Gare di un certo livello si sono sempre disputate a Folgaria, prima alla Stella d'Italia e in seguito a Passo Coe. Il cambio di zona fu causato dalla crescita costante della vegetazione. I partecipanti provenienti da lontano solitamente alloggiavano nel nostro hotel durante lo svolgimento di queste gare.
Tra i vari ricordiamo il campione italiano Mauro Agosti, che ci ha donato il modello con cui vinse il campionato italiano F1E e che oggi fa mostra di sé, assieme agli altri modelli, nel nostro ristorante, e il Sig. Cosma, la cui azienda disegnava le cravatte per Bill Clinton. Le gare venivano organizzate dal Gruppo Aeromodellistico di Rovereto, attivo tutt'oggi.

Il famoso Battistella, citato in questo video, ci ha purtroppo lasciati poco tempo fa.

Il radiocomando

Agli inizi degli anni '70, il professor Rolando Gardumi, di applicazione tecnica presso la scuola media Pia Rella a Folgaria, si cimentava in decolli improbabili sulla nuova variante stradale in costruzione a valle dell'abitato, tra gli sguardi attoniti degli operai in pausa pranzo.
Era qualcosa di pionieristico ai tempi, un aereo radiocomandato. Rolando faceva assistere i ragazzi alla magia, eseguendo il tutto durante l'orario di lezione.

Willi è stato tra i primi a cimentarsi in queste zone con velivoli radiocomandati, affiancato da Ilario Boaretto, pilota di alianti e aeromodellista, che lo aiutò a imparare l'arte del volo radiocomandato. Pian piano, a sua volta, Willi insegnò a coloro con cui, agli inizi degli anni '90, diede vita al gruppo aeromodellistico di Folgaria.

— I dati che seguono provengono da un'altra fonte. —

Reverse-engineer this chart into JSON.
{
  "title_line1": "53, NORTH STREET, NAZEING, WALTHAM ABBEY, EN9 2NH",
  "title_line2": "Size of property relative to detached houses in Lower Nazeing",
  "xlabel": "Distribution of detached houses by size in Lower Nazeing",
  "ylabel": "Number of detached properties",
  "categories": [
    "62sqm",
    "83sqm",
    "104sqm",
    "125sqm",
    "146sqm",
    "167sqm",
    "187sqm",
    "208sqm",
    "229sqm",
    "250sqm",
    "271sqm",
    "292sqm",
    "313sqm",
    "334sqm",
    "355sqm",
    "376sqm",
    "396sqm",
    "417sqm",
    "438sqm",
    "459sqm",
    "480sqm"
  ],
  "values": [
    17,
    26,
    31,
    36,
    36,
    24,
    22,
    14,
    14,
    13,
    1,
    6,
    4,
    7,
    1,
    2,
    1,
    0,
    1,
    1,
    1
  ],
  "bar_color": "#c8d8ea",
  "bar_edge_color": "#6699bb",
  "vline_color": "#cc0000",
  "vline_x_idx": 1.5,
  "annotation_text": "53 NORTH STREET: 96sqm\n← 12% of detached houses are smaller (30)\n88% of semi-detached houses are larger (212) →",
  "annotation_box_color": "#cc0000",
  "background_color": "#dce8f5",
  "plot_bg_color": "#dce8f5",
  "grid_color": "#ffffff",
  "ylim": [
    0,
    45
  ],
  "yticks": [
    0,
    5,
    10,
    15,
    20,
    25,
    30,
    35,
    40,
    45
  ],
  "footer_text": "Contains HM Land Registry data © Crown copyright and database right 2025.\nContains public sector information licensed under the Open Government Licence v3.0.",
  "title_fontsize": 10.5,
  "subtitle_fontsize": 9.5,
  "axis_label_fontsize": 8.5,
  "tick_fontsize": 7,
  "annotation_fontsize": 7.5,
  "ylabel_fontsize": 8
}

Il servizio di Rai 3 su William Rech

In questo video, Willi racconta come è diventato modellista oltre mezzo secolo fa e di come il modellismo si è poi sviluppato, passione tramandata al figlio Andrea.

Hotel su misura

Forti di questo passato ed essendo aeromodellisti da generazioni, sappiamo offrire ai nostri clienti con questa stessa passione, un servizio perfettamente su misura.
Tutto il necessario per trascorrere una splendida vacanza praticando il nostro hobby preferito. Nessuno come noi fornisce consigli su quale pendio raggiungere, il trasporto con mezzi adeguati per il carico dei modelli, spiegazioni sulle dinamiche di volo, il Model Lab, un laboratorio attrezzato di oltre 100 mq, e il permesso per volare nei nostri campi, indispensabile se non siete iscritti ai gruppi aeromodellistici locali (Trento - Rovereto - Folgaria).

Ogni mattina, in base alle condizioni meteo, consigliamo su quale pendio sia meglio recarsi. Quando abbiamo deciso, carichiamo i velivoli sul defender e partiamo. Per i nuovi ospiti, solitamente facciamo un volo dimostrativo per mostrare il decollo (con o senza fionda), le zone dove trovare più facilmente le termiche in base alla giornata e mostriamo il sentiero di approccio all'atterraggio.
Forniamo anche utili informazioni sulle insidie che possono mettere in difficoltà i piloti, come il vento di traverso in atterraggio, i rotori e quant'altro, fornendo anche soluzioni per ovviare al problema. In questo modo, le possibilità di danneggiare i velivoli sono ridotte al minimo e, se necessario, è possibile effettuare tutte le riparazioni nel nostro laboratorio.